Using the Empire method of film review, one could indeed say that it comes off as a feature-length episode of Blackadder directed by David Lynch. Like the great American pop surrealist, Wheatley has no qualms about using editing and sound design as a way of assaulting the audience, as exemplified in one incredible, brain-splitting sequence where the film evokes a mushroom trip by cutting back and forth between different shots at incredible speed, an effect designed to overload the viewer's cerebellum as it attempts to process multiple images simultaneously.
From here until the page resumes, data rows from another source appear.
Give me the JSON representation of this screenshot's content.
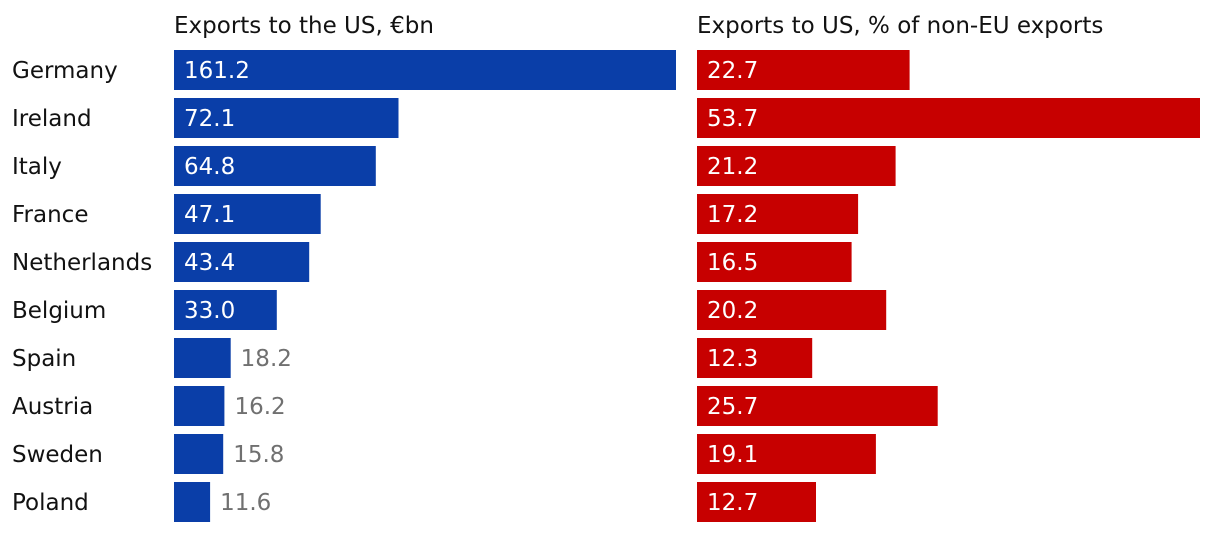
{
  "chart_data": [
    {
      "type": "bar",
      "orientation": "horizontal",
      "title": "Exports to the US, €bn",
      "categories": [
        "Germany",
        "Ireland",
        "Italy",
        "France",
        "Netherlands",
        "Belgium",
        "Spain",
        "Austria",
        "Sweden",
        "Poland"
      ],
      "values": [
        161.2,
        72.1,
        64.8,
        47.1,
        43.4,
        33.0,
        18.2,
        16.2,
        15.8,
        11.6
      ],
      "labels": [
        "161.2",
        "72.1",
        "64.8",
        "47.1",
        "43.4",
        "33.0",
        "18.2",
        "16.2",
        "15.8",
        "11.6"
      ],
      "xlim": [
        0,
        161.2
      ],
      "color": "#0a3ea8",
      "grid": false
    },
    {
      "type": "bar",
      "orientation": "horizontal",
      "title": "Exports to US, % of non-EU exports",
      "categories": [
        "Germany",
        "Ireland",
        "Italy",
        "France",
        "Netherlands",
        "Belgium",
        "Spain",
        "Austria",
        "Sweden",
        "Poland"
      ],
      "values": [
        22.7,
        53.7,
        21.2,
        17.2,
        16.5,
        20.2,
        12.3,
        25.7,
        19.1,
        12.7
      ],
      "labels": [
        "22.7",
        "53.7",
        "21.2",
        "17.2",
        "16.5",
        "20.2",
        "12.3",
        "25.7",
        "19.1",
        "12.7"
      ],
      "xlim": [
        0,
        53.7
      ],
      "color": "#c70000",
      "grid": false
    }
  ]
}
And like Lynch, Wheatley is concerned to establish a mood of unnameable and un-placeable dread. What the demonic energies that possess the field actually are remains unanswered, but Wheatley and his screenwriting partner Amy Jump are at pains to suggest something intangibly awful lurking beneath the surface. One moment, where Reece Shearsmith's cowardly academic Whitehead emerges from the alchemist's tent, bound to a rope and sporting a monstrous grin straight out of a Chris Cunningham music video, is the most inexplicably creepy thing you'll see all year.

With its unruliness and experimentalism, A Field In England is unlikely to be for everybody. In fact, it's probably hardly for anybody (hence the 'cult' vibe). But in my opinion and those of others who admire Wheatley's singular, gutsy vision, whilst the distant past might have been very dark indeed, the near future - of British cinema at least - is looking much brighter.